Modelling of cancellous bone tissue adaptation in ramus of the human mandible

The structure of the cancellous bone tissue in different parts of the skeleton is not the same and tends to become optimal for bone-affecting load, remodelling itself through the mechanisms of bone formation and resorption. Jaw is the one of the most liable bone to change its structure. In addition to the normal changes associated with the replacement of primary teeth by permanent ones, we often have to deal with pathological changes in the internal architecture of the bone caused by underloading of certain areas of bone tissue due to tooth loss, jaw injuries, and malocclusion. Among the pathologies of the dentoalveolar system, for example, Popov - Godon phenomenon takes place, expressed in abnormal dental shifts, provoked by the antagonists loss or adjacent tooth and accompanied by adaptation of surrounding bone tissues.
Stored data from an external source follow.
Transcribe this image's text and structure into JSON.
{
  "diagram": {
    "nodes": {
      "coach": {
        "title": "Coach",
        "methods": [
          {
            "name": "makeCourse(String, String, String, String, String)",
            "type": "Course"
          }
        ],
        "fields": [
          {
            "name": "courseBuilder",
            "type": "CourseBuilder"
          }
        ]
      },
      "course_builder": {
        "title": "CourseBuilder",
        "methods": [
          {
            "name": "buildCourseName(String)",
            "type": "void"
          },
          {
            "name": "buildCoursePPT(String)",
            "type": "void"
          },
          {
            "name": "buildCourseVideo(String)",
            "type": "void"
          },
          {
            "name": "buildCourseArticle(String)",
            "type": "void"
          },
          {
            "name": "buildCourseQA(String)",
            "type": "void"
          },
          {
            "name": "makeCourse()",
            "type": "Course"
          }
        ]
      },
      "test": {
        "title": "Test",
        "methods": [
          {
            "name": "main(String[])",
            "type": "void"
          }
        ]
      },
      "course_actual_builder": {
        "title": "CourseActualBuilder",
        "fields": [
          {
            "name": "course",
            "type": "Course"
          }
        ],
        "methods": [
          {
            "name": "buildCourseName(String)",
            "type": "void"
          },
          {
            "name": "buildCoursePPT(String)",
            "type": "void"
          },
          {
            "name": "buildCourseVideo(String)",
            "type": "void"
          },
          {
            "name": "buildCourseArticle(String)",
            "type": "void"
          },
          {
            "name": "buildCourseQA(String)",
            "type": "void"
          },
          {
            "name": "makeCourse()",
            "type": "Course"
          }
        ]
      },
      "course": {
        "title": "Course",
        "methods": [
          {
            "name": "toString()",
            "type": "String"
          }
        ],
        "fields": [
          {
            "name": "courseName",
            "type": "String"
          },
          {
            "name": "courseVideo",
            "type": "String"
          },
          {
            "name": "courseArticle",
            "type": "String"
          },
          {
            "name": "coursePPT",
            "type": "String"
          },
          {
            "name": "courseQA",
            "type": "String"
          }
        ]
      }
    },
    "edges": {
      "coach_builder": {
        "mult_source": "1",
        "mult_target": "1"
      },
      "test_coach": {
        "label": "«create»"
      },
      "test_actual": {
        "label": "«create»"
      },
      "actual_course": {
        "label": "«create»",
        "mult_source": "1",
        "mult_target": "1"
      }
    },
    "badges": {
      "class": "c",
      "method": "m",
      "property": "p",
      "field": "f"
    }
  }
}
Assuming that the mechanical load is the factor that leads to the adaptation process in the bone, the paper considers a numerical algorithm that simulates the reconstruction of the cancellous bone at the mesolevel through rate equations including the deviator of the fabric tensor. The results are given for the geometry of the lower jaw, for simplicity consisting entirely of cancellous bone tissue and loaded with efforts from the chewing muscles and the reaction of the temporomandibular joint. As a critical load, single force is applied to the molar of the lower jaw. The purpose of the numerical analysis is to obtain a pattern of stress intensity distribution and porosity in ramus of the mandible at each discrete stage of evolution under load and compare the results with previously published data of other authors.